Dans la soirée, des coups de feu sont tirés par des soldats pour disperser des manifestants. Le siège à Ouagadougou du Congrès pour la démocratie et le progrès (CDP), le parti de Compaoré, est saccagé par des manifestants.

L'Union africaine et la Communauté économique des Etats d'Afrique de l'Ouest (Cédéao) condamnent, ainsi que la France, ancienne puissance coloniale, cette "prise d'otages". L'ONU réclame que le président et son Premier ministre soient "libérés sains et saufs et immédiatement".

--JEUDI 17 SEPTEMBRE--

Le général Gilbert Diendéré, ancien chef d'état-major de Compaoré, est placé à la tête du Conseil national pour la démocratie (CND), nouveau pouvoir mis en place par les militaires putschistes. Couvre-feu nocturne et fermeture des frontières.

Le nouvel homme fort justifie le coup d'Etat par les "mesures d'exclusion prise par les autorités de transition", en référence à un nouveau code électoral controversé interdisant aux partisans de l'ex-président de concourir à la présidentielle. Il promet d'organiser "rapidement" des élections et affirme n'avoir eu aucun contact avec Blaise Compaoré.

Des hommes du RSP tirent pour disperser les attroupements: au moins trois morts et une soixantaine de blessés, selon une source hospitalière. Dans la nuit, des manifestants se rassemblent pour protester contre le putsch, notamment à Bobo Dioulasso (ouest), 2e ville du pays, et Fada-Ngourma (est).

Le coup d'Etat est unanimement condamné par la communauté internationale. Le Conseil de sécurité de l'ONU agite la menace de sanctions contre les putschistes s'ils ne rendent pas le pouvoir. La France, qui dispose d'un contingent de 220 soldats des forces spéciales françaises à Ouagadougou, dans le cadre de son opération antijihadistes, assure qu'elle n'interviendra pas.

--VENDREDI 18 SEPTEMBRE--

Le première nuit sous couvre-feu se passe dans le calme à Ouagadougou.

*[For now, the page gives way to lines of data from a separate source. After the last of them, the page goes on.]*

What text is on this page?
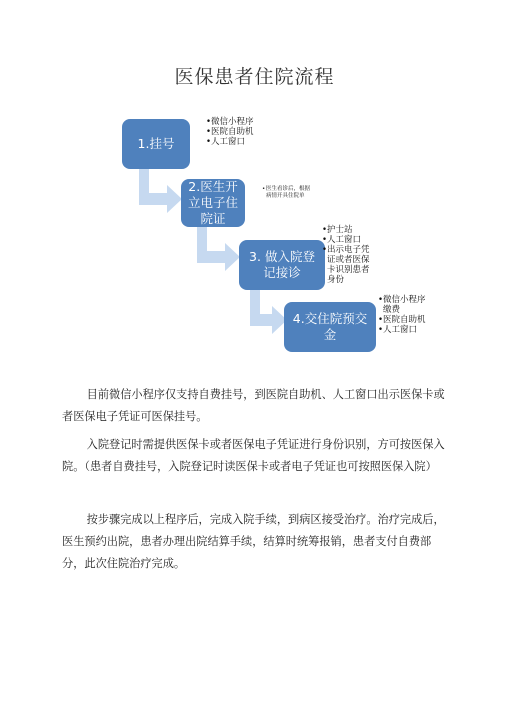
医保患者住院流程
1.挂号
• 微信小程序
• 医院自助机
• 人工窗口
2.医生开立电子住院证
• 医生看诊后，根据病情开具住院单
3. 做入院登记接诊
• 护士站
• 人工窗口
• 出示电子凭证或者医保卡识别患者身份
4.交住院预交金
• 微信小程序缴费
• 医院自助机
• 人工窗口

目前微信小程序仅支持自费挂号，到医院自助机、人工窗口出示医保卡或者医保电子凭证可医保挂号。

入院登记时需提供医保卡或者医保电子凭证进行身份识别，方可按医保入院。（患者自费挂号，入院登记时读医保卡或者电子凭证也可按照医保入院）

按步骤完成以上程序后，完成入院手续，到病区接受治疗。治疗完成后，医生预约出院，患者办理出院结算手续，结算时统筹报销，患者支付自费部分，此次住院治疗完成。
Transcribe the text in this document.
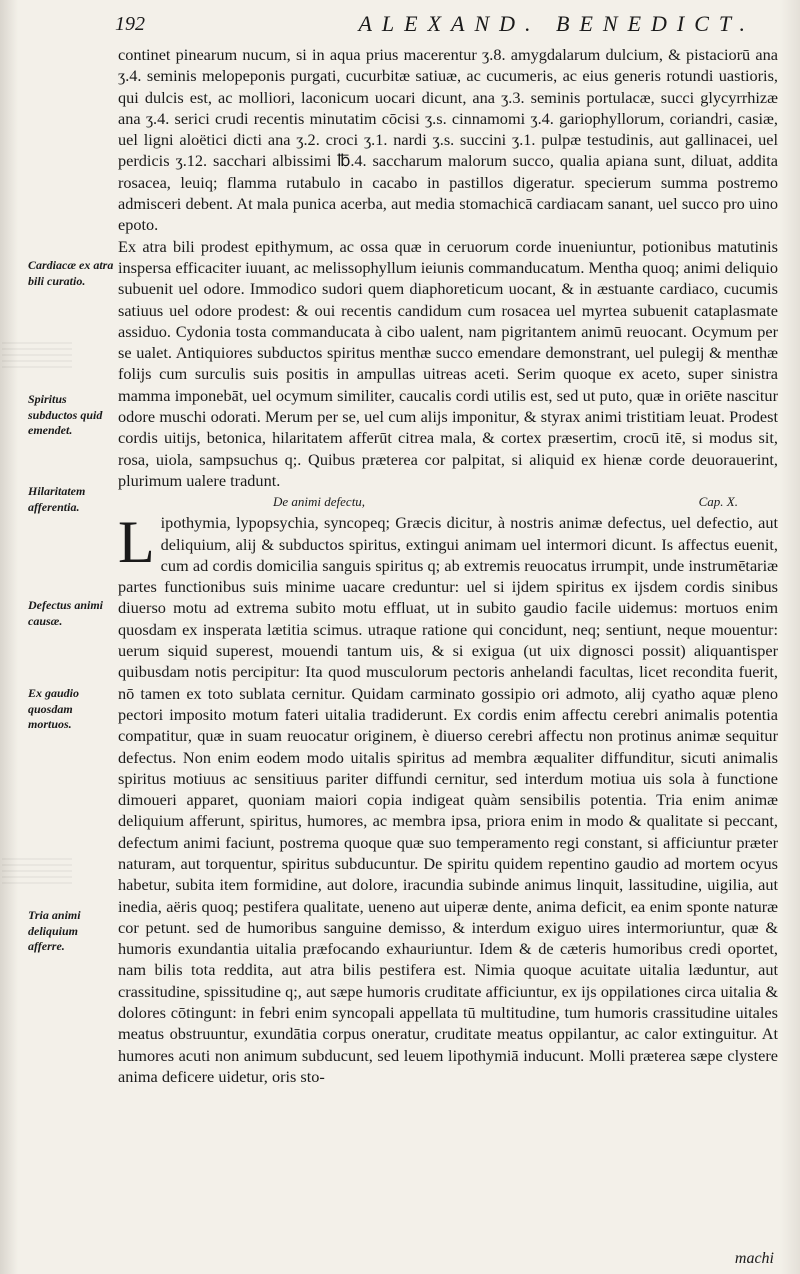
192	ALEXAND. BENEDICT.
Cardiacæ ex atra bili curatio.
Spiritus subductos quid emendet.
Hilaritatem afferentia.
Defectus animi causæ.
Ex gaudio quosdam mortuos.
Tria animi deliquium afferre.

continet pinearum nucum, si in aqua prius macerentur ʒ.8. amygdalarum dulcium, & pistaciorū ana ʒ.4. seminis melopeponis purgati, cucurbitæ satiuæ, ac cucumeris, ac eius generis rotundi uastioris, qui dulcis est, ac molliori, laconicum uocari dicunt, ana ʒ.3. seminis portulacæ, succi glycyrrhizæ ana ʒ.4. serici crudi recentis minutatim cōcisi ʒ.s. cinnamomi ʒ.4. gariophyllorum, coriandri, casiæ, uel ligni aloëtici dicti ana ʒ.2. croci ʒ.1. nardi ʒ.s. succini ʒ.1. pulpæ testudinis, aut gallinacei, uel perdicis ʒ.12. sacchari albissimi ℔.4. saccharum malorum succo, qualia apiana sunt, diluat, addita rosacea, leuiq; flamma rutabulo in cacabo in pastillos digeratur. specierum summa postremo admisceri debent. At mala punica acerba, aut media stomachicā cardiacam sanant, uel succo pro uino epoto.

Ex atra bili prodest epithymum, ac ossa quæ in ceruorum corde inueniuntur, potionibus matutinis inspersa efficaciter iuuant, ac melissophyllum ieiunis commanducatum. Mentha quoq; animi deliquio subuenit uel odore. Immodico sudori quem diaphoreticum uocant, & in æstuante cardiaco, cucumis satiuus uel odore prodest: & oui recentis candidum cum rosacea uel myrtea subuenit cataplasmate assiduo. Cydonia tosta commanducata à cibo ualent, nam pigritantem animū reuocant. Ocymum per se ualet. Antiquiores subductos spiritus menthæ succo emendare demonstrant, uel pulegij & menthæ folijs cum surculis suis positis in ampullas uitreas aceti. Serim quoque ex aceto, super sinistra mamma imponebāt, uel ocymum similiter, caucalis cordi utilis est, sed ut puto, quæ in oriēte nascitur odore muschi odorati. Merum per se, uel cum alijs imponitur, & styrax animi tristitiam leuat. Prodest cordis uitijs, betonica, hilaritatem afferūt citrea mala, & cortex præsertim, crocū itē, si modus sit, rosa, uiola, sampsuchus q;. Quibus præterea cor palpitat, si aliquid ex hienæ corde deuorauerint, plurimum ualere tradunt.

De animi defectu,	Cap. X.

Lipothymia, lypopsychia, syncopeq; Græcis dicitur, à nostris animæ defectus, uel defectio, aut deliquium, alij & subductos spiritus, extingui animam uel intermori dicunt. Is affectus euenit, cum ad cordis domicilia sanguis spiritus q; ab extremis reuocatus irrumpit, unde instrumētariæ partes functionibus suis minime uacare creduntur: uel si ijdem spiritus ex ijsdem cordis sinibus diuerso motu ad extrema subito motu effluat, ut in subito gaudio facile uidemus: mortuos enim quosdam ex insperata lætitia scimus. utraque ratione qui concidunt, neq; sentiunt, neque mouentur: uerum siquid superest, mouendi tantum uis, & si exigua (ut uix dignosci possit) aliquantisper quibusdam notis percipitur: Ita quod musculorum pectoris anhelandi facultas, licet recondita fuerit, nō tamen ex toto sublata cernitur. Quidam carminato gossipio ori admoto, alij cyatho aquæ pleno pectori imposito motum fateri uitalia tradiderunt. Ex cordis enim affectu cerebri animalis potentia compatitur, quæ in suam reuocatur originem, è diuerso cerebri affectu non protinus animæ sequitur defectus. Non enim eodem modo uitalis spiritus ad membra æqualiter diffunditur, sicuti animalis spiritus motiuus ac sensitiuus pariter diffundi cernitur, sed interdum motiua uis sola à functione dimoueri apparet, quoniam maiori copia indigeat quàm sensibilis potentia. Tria enim animæ deliquium afferunt, spiritus, humores, ac membra ipsa, priora enim in modo & qualitate si peccant, defectum animi faciunt, postrema quoque quæ suo temperamento regi constant, si afficiuntur præter naturam, aut torquentur, spiritus subducuntur. De spiritu quidem repentino gaudio ad mortem ocyus habetur, subita item formidine, aut dolore, iracundia subinde animus linquit, lassitudine, uigilia, aut inedia, aëris quoq; pestifera qualitate, ueneno aut uiperæ dente, anima deficit, ea enim sponte naturæ cor petunt. sed de humoribus sanguine demisso, & interdum exiguo uires intermoriuntur, quæ & humoris exundantia uitalia præfocando exhauriuntur. Idem & de cæteris humoribus credi oportet, nam bilis tota reddita, aut atra bilis pestifera est. Nimia quoque acuitate uitalia læduntur, aut crassitudine, spissitudine q;, aut sæpe humoris cruditate afficiuntur, ex ijs oppilationes circa uitalia & dolores cōtingunt: in febri enim syncopali appellata tū multitudine, tum humoris crassitudine uitales meatus obstruuntur, exundātia corpus oneratur, cruditate meatus oppilantur, ac calor extinguitur. At humores acuti non animum subducunt, sed leuem lipothymiā inducunt. Molli præterea sæpe clystere anima deficere uidetur, oris sto-

machi
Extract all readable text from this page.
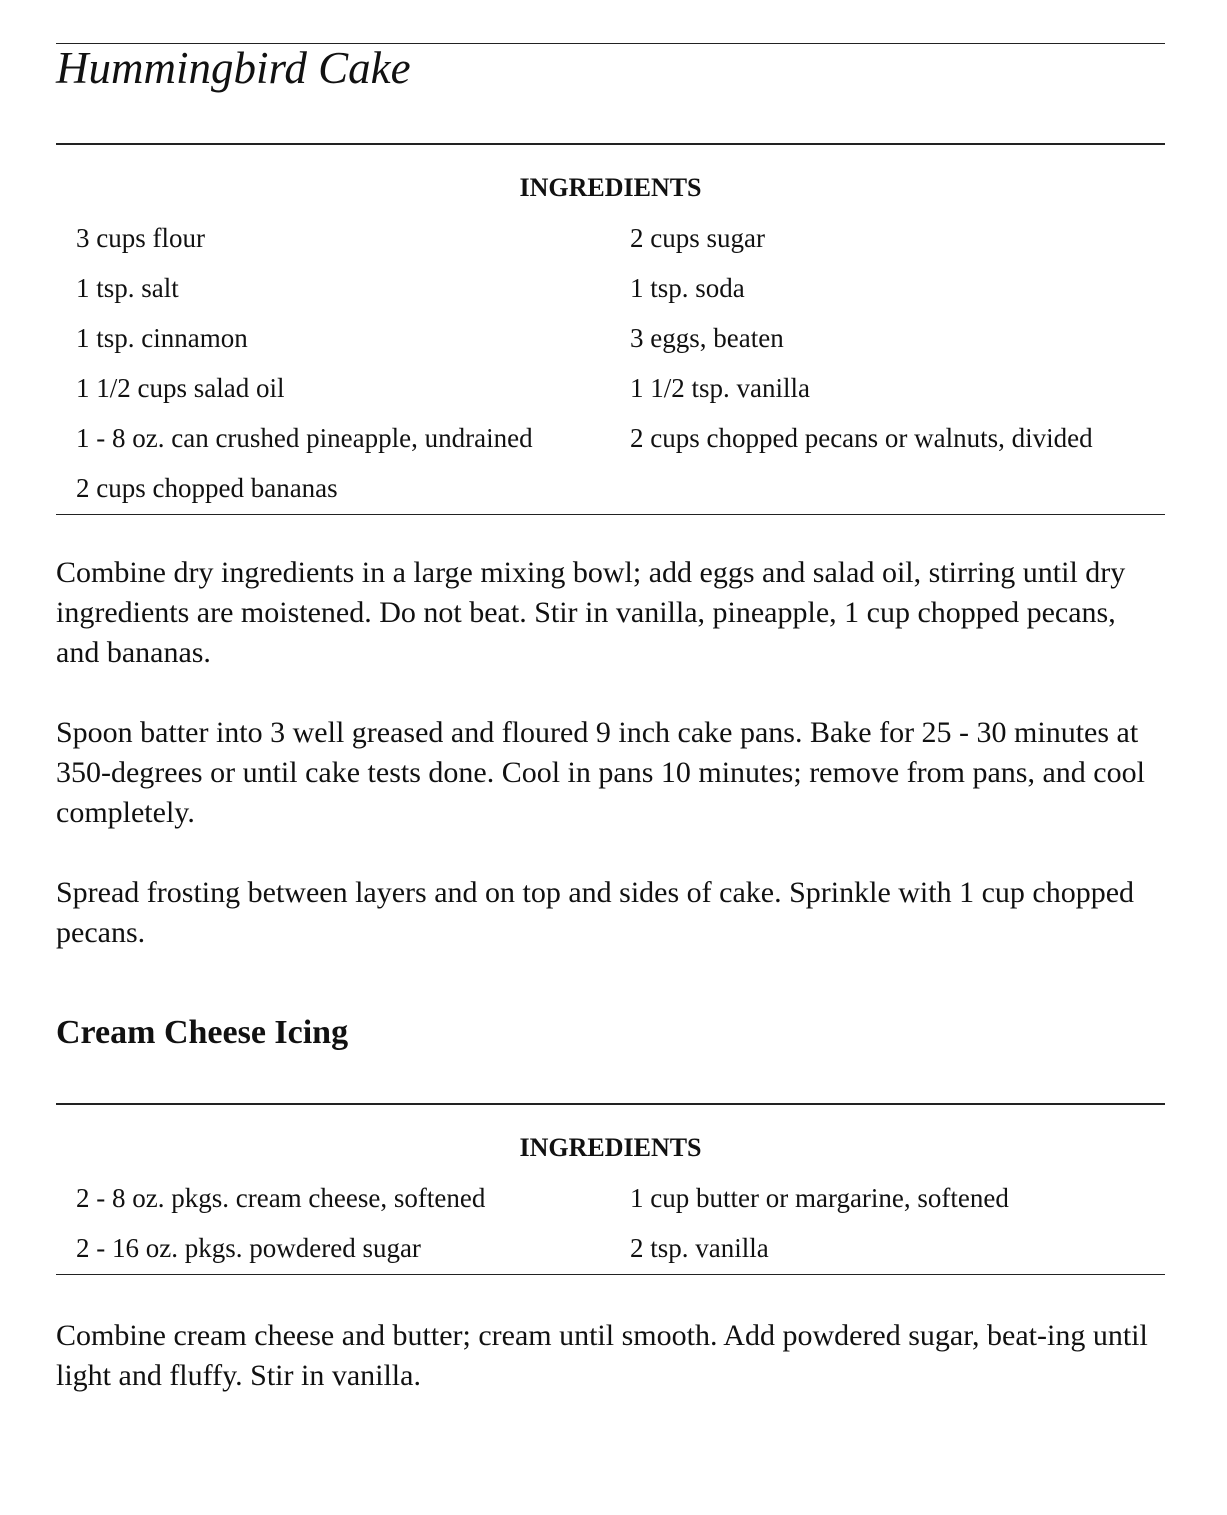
Hummingbird Cake
INGREDIENTS
3 cups flour	2 cups sugar
1 tsp. salt	1 tsp. soda
1 tsp. cinnamon	3 eggs, beaten
1 1/2 cups salad oil	1 1/2 tsp. vanilla
1 - 8 oz. can crushed pineapple, undrained	2 cups chopped pecans or walnuts, divided
2 cups chopped bananas

Combine dry ingredients in a large mixing bowl; add eggs and salad oil, stirring until dry ingredients are moistened. Do not beat. Stir in vanilla, pineapple, 1 cup chopped pecans, and bananas.

Spoon batter into 3 well greased and floured 9 inch cake pans. Bake for 25 - 30 minutes at 350-degrees or until cake tests done. Cool in pans 10 minutes; remove from pans, and cool completely.

Spread frosting between layers and on top and sides of cake. Sprinkle with 1 cup chopped pecans.

Cream Cheese Icing
INGREDIENTS
2 - 8 oz. pkgs. cream cheese, softened	1 cup butter or margarine, softened
2 - 16 oz. pkgs. powdered sugar	2 tsp. vanilla

Combine cream cheese and butter; cream until smooth. Add powdered sugar, beat-ing until light and fluffy. Stir in vanilla.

A la mi-journée, dans la capitale, les hommes du RSP ouvrent de nouveau le feu pour disperser des manifestants qui tentaient de converger vers la place de la Révolution.

Les putschistes annoncent la libération la veille de Michel Kafando. Seul Isaac Zida n'a pas été libéré et reste "en résidence surveillée", selon le général Diendéré.

Le nouveau régime annonce la réouverture des frontières terrestres et aériennes.

Des représentants de la société civile exigent le départ des putschistes et annoncent préparer un "front commun de résistance".

L'Union africaine "suspend (le Burkina Faso) de toutes les activités de l'UA, avec effet immédiat", selon un diplomate en poste à l'UA.

Le chef des putschistes doit s'entretenir dans la soirée avec le président sénégalais Macky Sall, dirigeant en exercice de la Cédéao, et son homologue béninois Thomas Boni Yayi, qu'il a accueillis lui-même à l'aéroport.